With regards to database publishing, we have found a bug (RX-12613) scheduled to be fixed in the next release that may be related to your problem.

If you are using database publishing to write a snippet’s html to a CLOB field in the database, the snippets data is converted to a string for writing to the database using the system’s default encoding rather than UTF-8.

Are you publishing to CLOB fields?

Yes we are publishing to a clob.

Tom,

It’s highly likely that this is the same issue that Jay mentioned above. It’s not currently fixed, but is scheduled for the next release. Talk to tech support for an update on status.

Dave

There are several issues with MS Word and Rhythmyx, mostly to do with Microsoft’s idea of “smart” everything ie. smart quotes, smart tags etc. :rolleyes:
We advise our users to ‘paste as text’ from Word but even then some smart tag coding remains and the Content Editor wont save as HTML Tidy throws out the namespace errors. Given the nature of our web content, having MSWord wrap “Darwin” in smart place and city tags is anything but helpful and does not endear Rhythmyx to the end user even though it is not an Rx fault as such.

While I accept the source of the problem is Microsoft, is there something that Rhythmyx can do to make life easier, like making the resulting error messages more meaningful to users or even stripping the smart tags embedded code from the field? As so many users copy their content from Word and these ‘smart’ tags, quotes etc are switched on by default, is there anything we can do to prevent the problems from happening in the first place?

Cara,

The new Ephox version now has a way to add a “paste filter” (written in Java) that can be used to remove extra stuff. (this was always possible, but it required some “deep programming” before the latest version).

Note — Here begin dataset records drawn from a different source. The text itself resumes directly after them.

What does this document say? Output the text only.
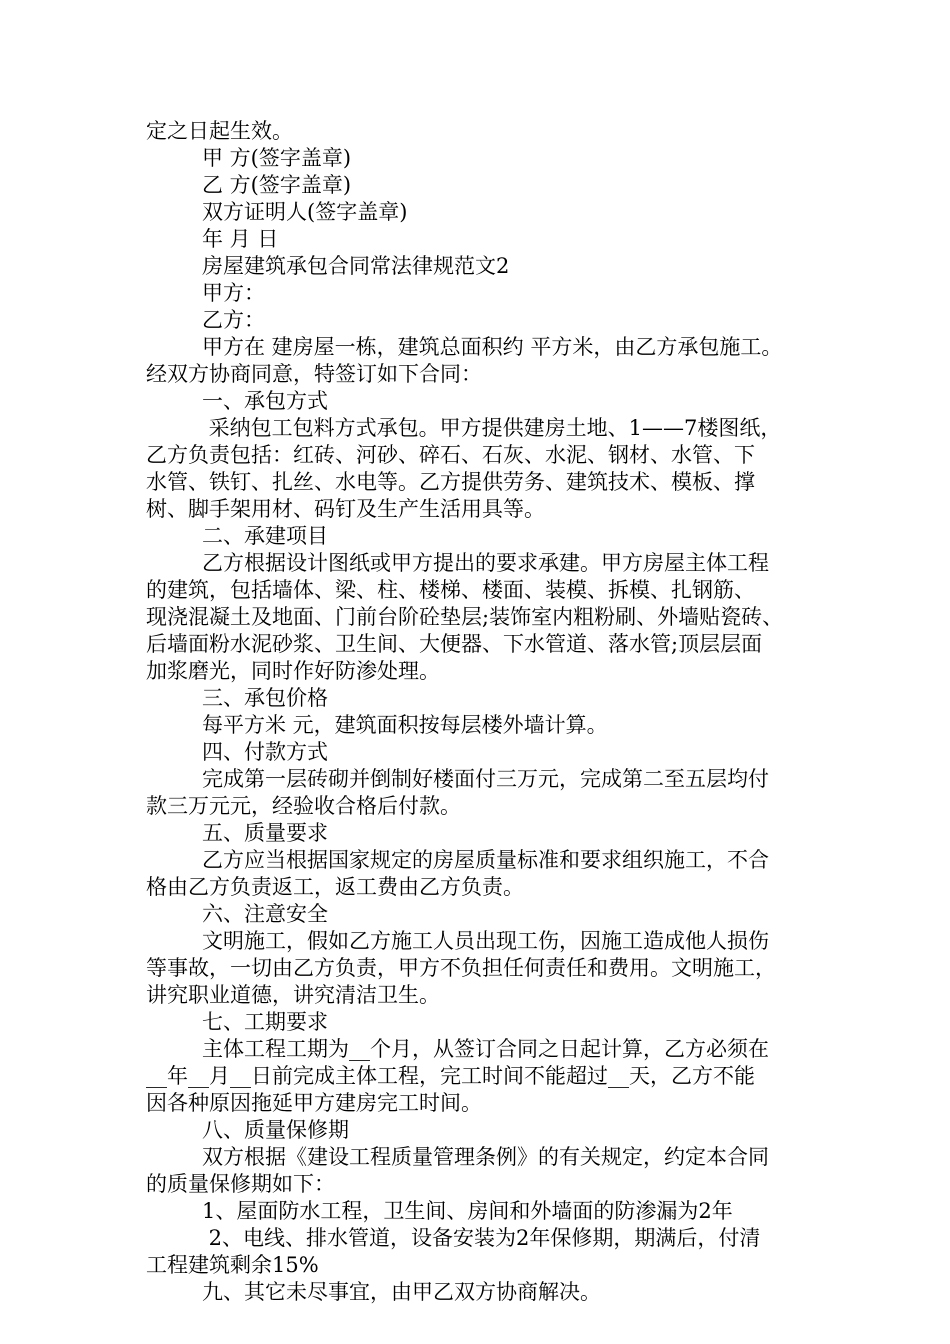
定之日起生效。
甲 方(签字盖章)
乙 方(签字盖章)
双方证明人(签字盖章)
年 月 日
房屋建筑承包合同常法律规范文2
甲方：
乙方：
甲方在 建房屋一栋，建筑总面积约 平方米，由乙方承包施工。
经双方协商同意，特签订如下合同：
一、承包方式
采纳包工包料方式承包。甲方提供建房土地、1——7楼图纸，
乙方负责包括：红砖、河砂、碎石、石灰、水泥、钢材、水管、下
水管、铁钉、扎丝、水电等。乙方提供劳务、建筑技术、模板、撑
树、脚手架用材、码钉及生产生活用具等。
二、承建项目
乙方根据设计图纸或甲方提出的要求承建。甲方房屋主体工程
的建筑，包括墙体、梁、柱、楼梯、楼面、装模、拆模、扎钢筋、
现浇混凝土及地面、门前台阶砼垫层;装饰室内粗粉刷、外墙贴瓷砖、
后墙面粉水泥砂浆、卫生间、大便器、下水管道、落水管;顶层层面
加浆磨光，同时作好防渗处理。
三、承包价格
每平方米 元，建筑面积按每层楼外墙计算。
四、付款方式
完成第一层砖砌并倒制好楼面付三万元，完成第二至五层均付
款三万元元，经验收合格后付款。
五、质量要求
乙方应当根据国家规定的房屋质量标准和要求组织施工，不合
格由乙方负责返工，返工费由乙方负责。
六、注意安全
文明施工，假如乙方施工人员出现工伤，因施工造成他人损伤
等事故，一切由乙方负责，甲方不负担任何责任和费用。文明施工，
讲究职业道德，讲究清洁卫生。
七、工期要求
主体工程工期为__个月，从签订合同之日起计算，乙方必须在
__年__月__日前完成主体工程，完工时间不能超过__天，乙方不能
因各种原因拖延甲方建房完工时间。
八、质量保修期
双方根据《建设工程质量管理条例》的有关规定，约定本合同
的质量保修期如下：
1、屋面防水工程，卫生间、房间和外墙面的防渗漏为2年
2、电线、排水管道，设备安装为2年保修期，期满后，付清
工程建筑剩余15%
九、其它未尽事宜，由甲乙双方协商解决。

I know we’ve done this in at least one customer, but we can look at making something more generic. I’ll ask around and see who has done what. (I’m currently on my way to the UK, so it might be a few days).

Since this is standard Ephox functionality, perhaps you can ask about paste filters for Word in their user forums, as I cannot imagine that this problem is unique to us: other Ephox users must paste from Word, and they have to deal with the same garbage that we do.

Dave

Thank you David. I’ll check out the Ephox forum and post any useful responses here for info.